BAGHDAD — Weeks before the U.S. pullout, Iraq's prime minister confidently predicted Saturday that his country will achieve stability and remain independent of its giant neighbor Iran even without an American troop presence.
Nouri al-Maliki also warned of civil war in Iran's ally Syria if Bashar Assad falls — a view that puts him closer to Tehran's position and at odds with Washington. The foreign policy pronouncement indicates that Iraq is emerging from the shadows of U.S. influence in a way unforeseen when U.S.-led forces invaded eight years ago to topple Saddam Hussein.
"The situation in Syria is dangerous," Maliki said. "Things should be dealt with appropriately so that the spring in Syria does not turn into a winter."

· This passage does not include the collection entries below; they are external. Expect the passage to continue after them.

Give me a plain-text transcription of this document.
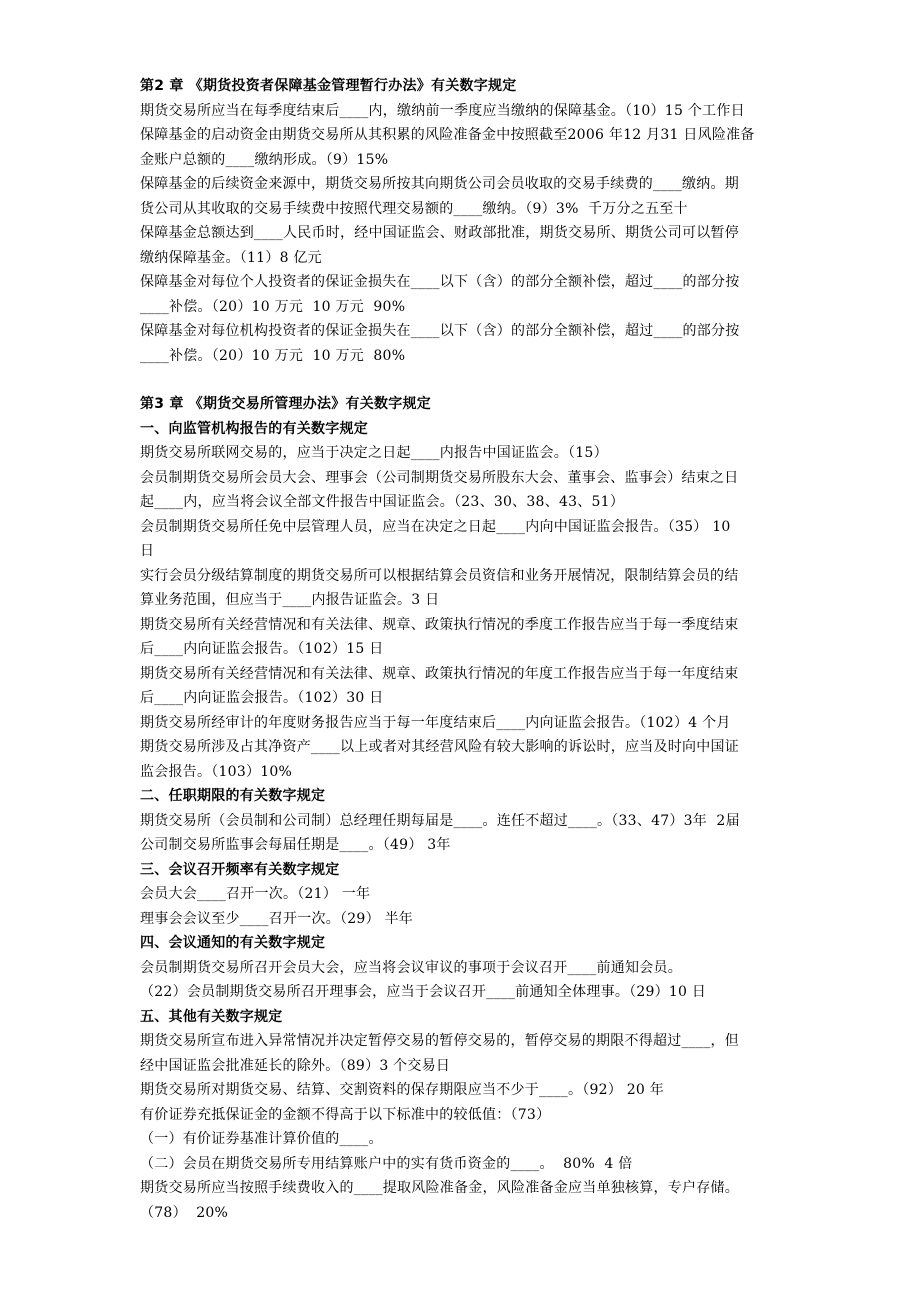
第2 章 《期货投资者保障基金管理暂行办法》有关数字规定
期货交易所应当在每季度结束后____内，缴纳前一季度应当缴纳的保障基金。（10）15 个工作日
保障基金的启动资金由期货交易所从其积累的风险准备金中按照截至2006 年12 月31 日风险准备
金账户总额的____缴纳形成。（9）15%
保障基金的后续资金来源中，期货交易所按其向期货公司会员收取的交易手续费的____缴纳。期
货公司从其收取的交易手续费中按照代理交易额的____缴纳。（9）3%  千万分之五至十
保障基金总额达到____人民币时，经中国证监会、财政部批准，期货交易所、期货公司可以暂停
缴纳保障基金。（11）8 亿元
保障基金对每位个人投资者的保证金损失在____以下（含）的部分全额补偿，超过____的部分按
____补偿。（20）10 万元  10 万元  90%
保障基金对每位机构投资者的保证金损失在____以下（含）的部分全额补偿，超过____的部分按
____补偿。（20）10 万元  10 万元  80%
第3 章 《期货交易所管理办法》有关数字规定
一、向监管机构报告的有关数字规定
期货交易所联网交易的，应当于决定之日起____内报告中国证监会。（15）
会员制期货交易所会员大会、理事会（公司制期货交易所股东大会、董事会、监事会）结束之日
起____内，应当将会议全部文件报告中国证监会。（23、30、38、43、51）
会员制期货交易所任免中层管理人员，应当在决定之日起____内向中国证监会报告。（35） 10
日
实行会员分级结算制度的期货交易所可以根据结算会员资信和业务开展情况，限制结算会员的结
算业务范围，但应当于____内报告证监会。3 日
期货交易所有关经营情况和有关法律、规章、政策执行情况的季度工作报告应当于每一季度结束
后____内向证监会报告。（102）15 日
期货交易所有关经营情况和有关法律、规章、政策执行情况的年度工作报告应当于每一年度结束
后____内向证监会报告。（102）30 日
期货交易所经审计的年度财务报告应当于每一年度结束后____内向证监会报告。（102）4 个月
期货交易所涉及占其净资产____以上或者对其经营风险有较大影响的诉讼时，应当及时向中国证
监会报告。（103）10%
二、任职期限的有关数字规定
期货交易所（会员制和公司制）总经理任期每届是____。连任不超过____。（33、47）3年  2届
公司制交易所监事会每届任期是____。（49） 3年
三、会议召开频率有关数字规定
会员大会____召开一次。（21） 一年
理事会会议至少____召开一次。（29） 半年
四、会议通知的有关数字规定
会员制期货交易所召开会员大会，应当将会议审议的事项于会议召开____前通知会员。
（22）会员制期货交易所召开理事会，应当于会议召开____前通知全体理事。（29）10 日
五、其他有关数字规定
期货交易所宣布进入异常情况并决定暂停交易的暂停交易的，暂停交易的期限不得超过____，但
经中国证监会批准延长的除外。（89）3 个交易日
期货交易所对期货交易、结算、交割资料的保存期限应当不少于____。（92） 20 年
有价证券充抵保证金的金额不得高于以下标准中的较低值：（73）
（一）有价证券基准计算价值的____。
（二）会员在期货交易所专用结算账户中的实有货币资金的____。  80%  4 倍
期货交易所应当按照手续费收入的____提取风险准备金，风险准备金应当单独核算，专户存储。
（78）  20%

Maliki also insisted his forces were ready to take over security ahead of the Dec. 31 departure of U.S. troops.
The U.S. withdrawal has occurred in stages, with the American military pulling out of the cities in 2008, leaving the soldiers largely confined to bases as Iraqi security forces took the lead. About 13,000 U.S. troops are still in the country, down from a one-time high of about 170,000.

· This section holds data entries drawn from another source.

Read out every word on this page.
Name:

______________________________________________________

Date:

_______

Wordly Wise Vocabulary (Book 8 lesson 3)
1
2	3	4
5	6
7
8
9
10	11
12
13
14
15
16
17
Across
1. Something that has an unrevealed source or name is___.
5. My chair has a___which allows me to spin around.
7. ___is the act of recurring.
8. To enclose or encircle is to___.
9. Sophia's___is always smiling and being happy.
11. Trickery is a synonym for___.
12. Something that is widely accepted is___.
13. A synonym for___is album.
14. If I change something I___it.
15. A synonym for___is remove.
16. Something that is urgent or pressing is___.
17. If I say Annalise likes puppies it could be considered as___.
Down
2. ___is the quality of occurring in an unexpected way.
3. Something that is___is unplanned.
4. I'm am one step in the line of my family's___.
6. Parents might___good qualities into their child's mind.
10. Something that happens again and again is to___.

Maliki said he wasn't worried about a resumption of the type of sectarian warfare that pushed the country to the brink of civil war in the years following the 2003 U.S.-led invasion.

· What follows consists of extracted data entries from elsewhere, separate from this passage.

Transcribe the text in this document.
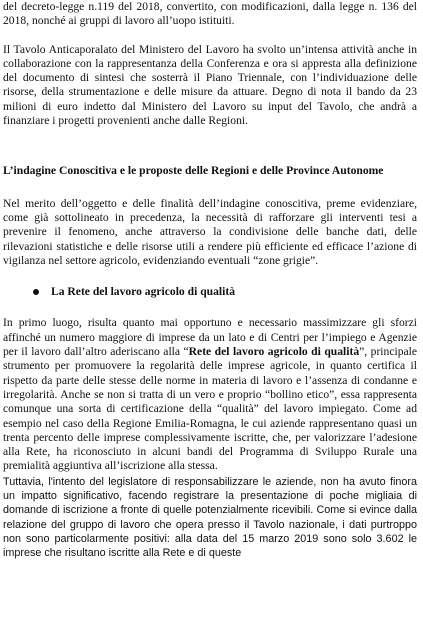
del decreto-legge n.119 del 2018, convertito, con modificazioni, dalla legge n. 136 del 2018, nonché ai gruppi di lavoro all’uopo istituiti.

Il Tavolo Anticaporalato del Ministero del Lavoro ha svolto un’intensa attività anche in collaborazione con la rappresentanza della Conferenza e ora si appresta alla definizione del documento di sintesi che sosterrà il Piano Triennale, con l’individuazione delle risorse, della strumentazione e delle misure da attuare. Degno di nota il bando da 23 milioni di euro indetto dal Ministero del Lavoro su input del Tavolo, che andrà a finanziare i progetti provenienti anche dalle Regioni.

L’indagine Conoscitiva e le proposte delle Regioni e delle Province Autonome

Nel merito dell’oggetto e delle finalità dell’indagine conoscitiva, preme evidenziare, come già sottolineato in precedenza, la necessità di rafforzare gli interventi tesi a prevenire il fenomeno, anche attraverso la condivisione delle banche dati, delle rilevazioni statistiche e delle risorse utili a rendere più efficiente ed efficace l’azione di vigilanza nel settore agricolo, evidenziando eventuali “zone grigie”.

La Rete del lavoro agricolo di qualità

In primo luogo, risulta quanto mai opportuno e necessario massimizzare gli sforzi affinché un numero maggiore di imprese da un lato e di Centri per l’impiego e Agenzie per il lavoro dall’altro aderiscano alla “Rete del lavoro agricolo di qualità”, principale strumento per promuovere la regolarità delle imprese agricole, in quanto certifica il rispetto da parte delle stesse delle norme in materia di lavoro e l’assenza di condanne e irregolarità. Anche se non si tratta di un vero e proprio “bollino etico”, essa rappresenta comunque una sorta di certificazione della “qualità” del lavoro impiegato. Come ad esempio nel caso della Regione Emilia-Romagna, le cui aziende rappresentano quasi un trenta percento delle imprese complessivamente iscritte, che, per valorizzare l’adesione alla Rete, ha riconosciuto in alcuni bandi del Programma di Sviluppo Rurale una premialità aggiuntiva all’iscrizione alla stessa.

Tuttavia, l'intento del legislatore di responsabilizzare le aziende, non ha avuto finora un impatto significativo, facendo registrare la presentazione di poche migliaia di domande di iscrizione a fronte di quelle potenzialmente ricevibili. Come si evince dalla relazione del gruppo di lavoro che opera presso il Tavolo nazionale, i dati purtroppo non sono particolarmente positivi: alla data del 15 marzo 2019 sono solo 3.602 le imprese che risultano iscritte alla Rete e di queste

On the contrary, he said violence would fall because the Americans' departure eliminates a primary reason for attacks.
Some U.S. officials have suggested that Iranian influence in Iraq would inevitably grow once American troops depart, but Maliki insisted that Iraq will chart its own policies.
"Clearly, we are no enemy to Iran and we do not accept that some who have problems with Iran would use us as a battlefield. Some want to fight Iran with Iraqi resources as has happened in the past. We do not allow Iran to use us against others that Iran has problems with, and we do not allow others to use us against Iran," he said.